Poi Giovanni fu fatto prigioniero dai tedeschi...

«Era l’8 ottobre del 1943, il periodo dei rastrellamenti. Mio padre fu tra coloro che si rifiutarono di combattere a fianco del regime nazista, così venne fatto prigioniero e inviato al campo di concentramento di Limburg, nel Lager 12A. Qui visse di stenti, come ci si può immaginare. Dopo un anno, per giunta, il regime decise che i prigionieri militari italiani venissero considerati non più soldati, ma civili. Apparentemente poteva sembrare una liberazione, in realtà significava perdere il diritto alla razione quotidiana di cibo riservata ai militari. Se volevano mangiare, dovevano guadagnarsi da vivere lavorando nel lager».

E in tutto questo dolore, chi si salvava?

«Chi aveva appreso un mestiere. Chi riusciva a guadagnarsi qualcosa, spesso divideva il pane con altri, creando una profonda solidarietà».

Che lavoro svolgeva suo padre nel campo di concentramento?

«Si dedicò alla falegnameria. Chiaramente non era facile vendere il proprio lavoro, era sempre un combattimento su tutti i fronti. Ricordo che di quest’esperienza, papà volle portarsi a casa un portafotografie realizzato con fiammiferi incollati...».

Nel 1945 finisce la Seconda Guerra Mondiale. Come fu il ritorno a casa?

«A noi ha raccontato a tratti di questo viaggio doloroso partito poco prima che la guerra finisse, fatto un po’ a piedi e un po’ in treno, con il rischio di essere bombardati dagli Alleati. Ricordo soprattutto un aneddoto, in cui disse di essere arrivato a piedi nel fienile del casolare di una famiglia tedesca. Sfinito, si era addormentato sul pagliericcio con i suoi tre compagni di viaggio. Al mattino sentirono aprirsi la porta: pensarono fosse giunta la loro ora. Invece si presentò la signora tedesca con patate bollite per i fuggitivi. Questo per dire come il cuore dell’uomo non ha a che fare né con la nazionalità, né con la politica. Era un fatto bello, ecco perché credo abbia voluto raccontarcelo. Arrivò a Bergamo che pesava meno di quaranta chili, distribuiti su un uomo alto un metro e settantacinque: in pratica era pelle e ossa e fu necessario un ricovero».

E tornò in Valbondione.

A Gavazzo potè riabbracciare mia mamma e i suoi primi due figli. Fu assunto all’Orobia, azienda che produceva energia elettrica, e acquistò un terreno su cui costruì una casetta, anche grazie all’aiuto di mia madre».

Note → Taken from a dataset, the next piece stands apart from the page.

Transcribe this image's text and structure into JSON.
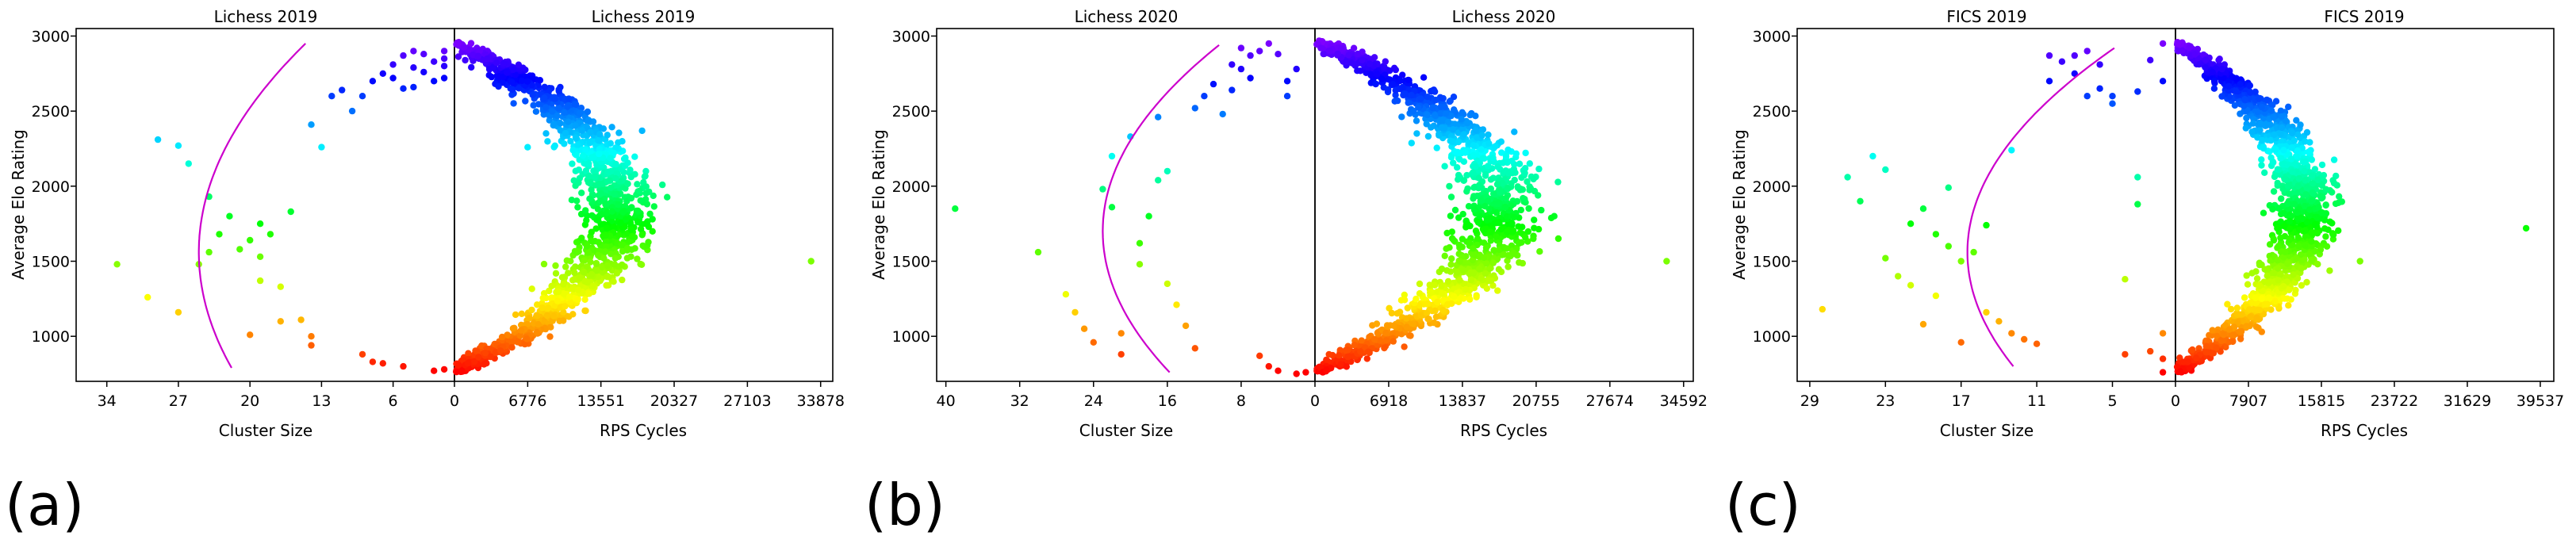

Un matrimonio benedetto dall’arrivo di ben dieci figli!

«Infatti... dal 1946 al 1957 arrivarono otto figli, che si andarono ad aggiungere ai due più grandi. I nomi? Lorenzo, Francesco, Renato, Maria Rita, Bruna, Domenico, Roberto, Maddalena, Arturo e Tiziana. Una sola paga e tante bocche da sfamare! Una bella impresa! Finché nel 1960 ci trasferimmo a Lallio. Crescendo, ognuno di noi ha poi preso la sua strada».

E ora arriva questa onorificenza…

«Sì, che va ad aggiungersi alla Croce al Valore Militare e alla Croce pro Ecclesia et Pontifice, ricevuta da papà pochi giorni prima di morire».

Se dovesse riassumere la figura di suo padre in poche parole, cosa direbbe?

«Che era un uomo umile e molto religioso. Tornò dalla Germania con il rosario tra le mani. E il rosario è stata la preghiera che ci ha accompagnato tutte le sere. Papà lo recitava in ginocchio. La mamma? Era un generale. Lei era la mente, lui le braccia. Ed erano straordinari».

In che senso?

«Un aneddoto su tutti: papà aveva ereditato un pezzo di terra. La mamma, nonostante le difficoltà che stava attraversando la famiglia, lo donò per fare una chiesetta più grande perché quella di Gavazzo era troppo piccola. Così nel 1964, fu inaugurata la chiesa di San Giuseppe. A chi in famiglia chiedeva alla mamma del perché di quella scelta, lei rispondeva: “Voi pensate a lavorare, che al resto ci penserà il Signore”».